Okay…just to warn everyone, I really will be talking about the bathroom, and what folks do in the bathroom. I know many of you are in denial about body functions (I know I was), but well, I just need to get this off my chest. So if you’re squeamish, um, go away and check back in a day or two.
I have a problem with some of the ladies that use the same ladies room as me at work. We have 5 standard and 1 handicapped stall. Now, prior to ever having children, I was like Finch from “American Pie”: there was NO WAY that I was going to go #2 in any bathroom besides my own. In fact, I didn’t even admit to anyone that I went poop, or had any idea of where poop came from.

Thankfully, any lady I’ve encountered in the washroom has washed her hands, which I guess is the really important thing.
If anyone has questions about proper Etiquette, may I recommend http://www.icbe.org/. ![]()
Girl, you crack me up! Yes, the most important thing is that they wash their hands.
Those crinkly paper things irritate the poop out of me, especially when people leave them sitting on the seat when they are done. If you don’t want your toushie to be where my toushie has been, despite the fact that my toushie is sparkling clean and contained in my pants most of the day, why would I want to touch that paper that has touched your toushie AND your hands, which have not been contained in pants? In fact, your hands are far grosser than the seat, so now I’m just plain grossed out about your paper issues. Gah!
Sorry, I’ll stop now.
I have always wondered why people need to use the stall right next to you when you are the only one in there…we have 4 regs and one handicapped and that always happens. Some people are partial to the handicapped stall…so if I’m first in, I choose the 3rd regular because then I’m smack in the middle. Gotta wonder why the other person doesn’t feel all weird being all up in your space in the next stall?! Glad other people feel this way…but I’m sure the mystery will never be solved.

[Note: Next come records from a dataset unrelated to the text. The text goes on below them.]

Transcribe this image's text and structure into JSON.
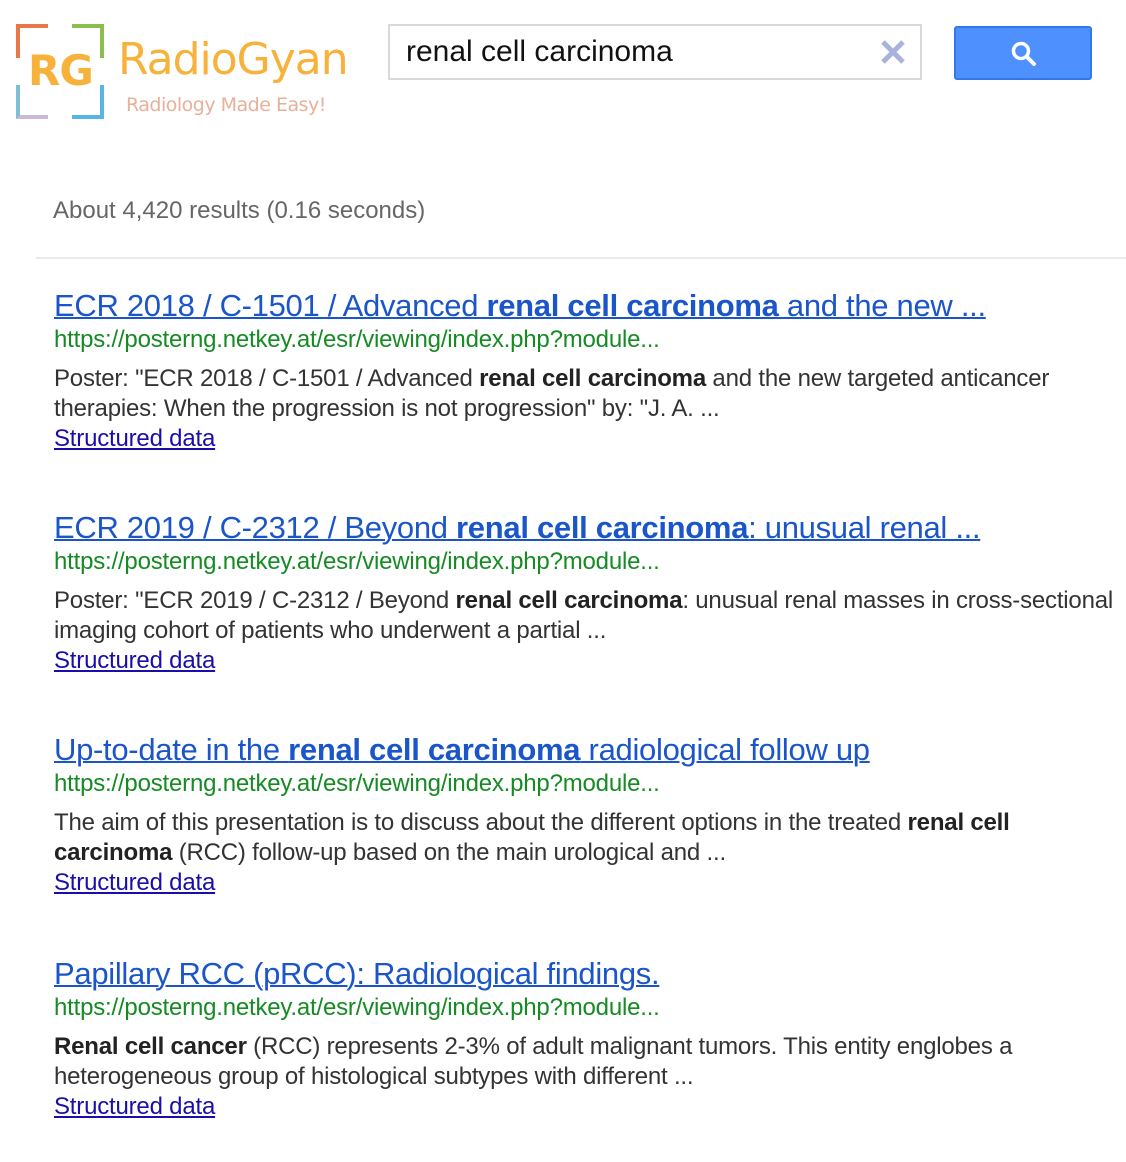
{
  "logo": {
    "initials": "RG",
    "name": "RadioGyan",
    "tagline": "Radiology Made Easy!"
  },
  "search": {
    "query": "renal cell carcinoma",
    "clear_icon": "close-icon",
    "button_icon": "search-icon"
  },
  "stats": {
    "text": "About 4,420 results (0.16 seconds)"
  },
  "colors": {
    "accent_button": "#4d90fe",
    "link_title": "#1a55c9",
    "url_green": "#168b24",
    "structured_link": "#1a0dab"
  },
  "results": [
    {
      "title_parts": [
        {
          "text": "ECR 2018 / C-1501 / Advanced ",
          "bold": false
        },
        {
          "text": "renal cell carcinoma",
          "bold": true
        },
        {
          "text": " and the new ...",
          "bold": false
        }
      ],
      "url": "https://posterng.netkey.at/esr/viewing/index.php?module...",
      "snippet_parts": [
        {
          "text": "Poster: \"ECR 2018 / C-1501 / Advanced ",
          "bold": false
        },
        {
          "text": "renal cell carcinoma",
          "bold": true
        },
        {
          "text": " and the new targeted anticancer therapies: When the progression is not progression\" by: \"J. A.  ...",
          "bold": false
        }
      ],
      "structured_label": "Structured data"
    },
    {
      "title_parts": [
        {
          "text": "ECR 2019 / C-2312 / Beyond ",
          "bold": false
        },
        {
          "text": "renal cell carcinoma",
          "bold": true
        },
        {
          "text": ": unusual renal ...",
          "bold": false
        }
      ],
      "url": "https://posterng.netkey.at/esr/viewing/index.php?module...",
      "snippet_parts": [
        {
          "text": "Poster: \"ECR 2019 / C-2312 / Beyond ",
          "bold": false
        },
        {
          "text": "renal cell carcinoma",
          "bold": true
        },
        {
          "text": ": unusual renal masses in cross-sectional imaging cohort of patients who underwent a partial ...",
          "bold": false
        }
      ],
      "structured_label": "Structured data"
    },
    {
      "title_parts": [
        {
          "text": "Up-to-date in the ",
          "bold": false
        },
        {
          "text": "renal cell carcinoma",
          "bold": true
        },
        {
          "text": " radiological follow up",
          "bold": false
        }
      ],
      "url": "https://posterng.netkey.at/esr/viewing/index.php?module...",
      "snippet_parts": [
        {
          "text": "The aim of this presentation is to discuss about the different options in the treated ",
          "bold": false
        },
        {
          "text": "renal cell carcinoma",
          "bold": true
        },
        {
          "text": " (RCC) follow-up based on the main urological and ...",
          "bold": false
        }
      ],
      "structured_label": "Structured data"
    },
    {
      "title_parts": [
        {
          "text": "Papillary RCC (pRCC): Radiological findings.",
          "bold": false
        }
      ],
      "url": "https://posterng.netkey.at/esr/viewing/index.php?module...",
      "snippet_parts": [
        {
          "text": "Renal cell cancer",
          "bold": true
        },
        {
          "text": " (RCC) represents 2-3% of adult malignant tumors. This entity englobes a heterogeneous group of histological subtypes with different ...",
          "bold": false
        }
      ],
      "structured_label": "Structured data"
    }
  ]
}
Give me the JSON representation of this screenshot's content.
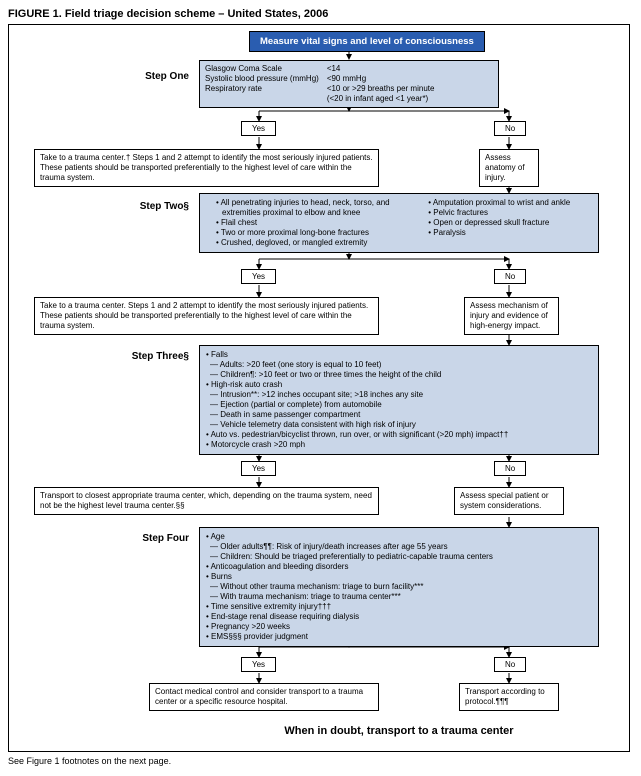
{
  "title": "FIGURE 1. Field triage decision scheme – United States, 2006",
  "header": "Measure vital signs and level of consciousness",
  "step1": {
    "label": "Step One",
    "rows": [
      [
        "Glasgow Coma Scale",
        "<14"
      ],
      [
        "Systolic blood pressure (mmHg)",
        "<90 mmHg"
      ],
      [
        "Respiratory rate",
        "<10 or >29 breaths per minute\n(<20 in infant aged <1 year*)"
      ]
    ]
  },
  "yes": "Yes",
  "no": "No",
  "take1": "Take to a trauma center.† Steps 1 and 2 attempt to identify the most seriously injured patients. These patients should be transported preferentially to the highest level of care within the trauma system.",
  "assess1": "Assess anatomy of injury.",
  "step2": {
    "label": "Step Two§",
    "left": [
      "All penetrating injuries to head, neck, torso, and extremities proximal to elbow and knee",
      "Flail chest",
      "Two or more proximal long-bone fractures",
      "Crushed, degloved, or mangled extremity"
    ],
    "right": [
      "Amputation proximal to wrist and ankle",
      "Pelvic fractures",
      "Open or depressed skull fracture",
      "Paralysis"
    ]
  },
  "take2": "Take to a trauma center. Steps 1 and 2 attempt to identify the most seriously injured patients. These patients should be transported preferentially to the highest level of care within the trauma system.",
  "assess2": "Assess mechanism of injury and evidence of high-energy impact.",
  "step3": {
    "label": "Step Three§",
    "items": [
      {
        "text": "Falls",
        "subs": [
          "Adults: >20 feet (one story is equal to 10 feet)",
          "Children¶: >10 feet or two or three times the height of the child"
        ]
      },
      {
        "text": "High-risk auto crash",
        "subs": [
          "Intrusion**: >12 inches occupant site; >18 inches any site",
          "Ejection (partial or complete) from automobile",
          "Death in same passenger compartment",
          "Vehicle telemetry data consistent with high risk of injury"
        ]
      },
      {
        "text": "Auto vs. pedestrian/bicyclist thrown, run over, or with significant (>20 mph) impact††"
      },
      {
        "text": "Motorcycle crash >20 mph"
      }
    ]
  },
  "take3": "Transport to closest appropriate trauma center, which, depending on the trauma system, need not be the highest level trauma center.§§",
  "assess3": "Assess special patient or system considerations.",
  "step4": {
    "label": "Step Four",
    "items": [
      {
        "text": "Age",
        "subs": [
          "Older adults¶¶: Risk of injury/death increases after age 55 years",
          "Children: Should be triaged preferentially to pediatric-capable trauma centers"
        ]
      },
      {
        "text": "Anticoagulation and bleeding disorders"
      },
      {
        "text": "Burns",
        "subs": [
          "Without other trauma mechanism: triage to burn facility***",
          "With trauma mechanism: triage to trauma center***"
        ]
      },
      {
        "text": "Time sensitive extremity injury†††"
      },
      {
        "text": "End-stage renal disease requiring dialysis"
      },
      {
        "text": "Pregnancy >20 weeks"
      },
      {
        "text": "EMS§§§ provider judgment"
      }
    ]
  },
  "contact": "Contact medical control and consider transport to a trauma center or a specific resource hospital.",
  "transport": "Transport according to protocol.¶¶¶",
  "bottom": "When in doubt, transport to a trauma center",
  "footnote": "See Figure 1 footnotes on the next page."
}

So many people have blogged or commented about their bathroom phobias! I was beginning to think I was the only woman left in the world who could go in any restroom any time. And who doesn’t use those stupid seat covers. Knicker bocker please. But hand washing? EVERY TIME.
Yeah, I don’t use those things either. Because I spend so much time trying to get the bastard to stay on ‘just so’ that I figure I’m touching the seat WITH MY HANDS way too much.
I stopped worrying what people think. I have IBS and when I have to go, I have to go, there’s no waiting. I agree handwashing is more important that the toilet seat covers.
I am SO glad that I’m not the only human out there that realizes that paper on toilet seats will not save the planet. Or me, for that matter. My cheeks and legs touch the seat, people. They do not carry diseases or bodily fluids.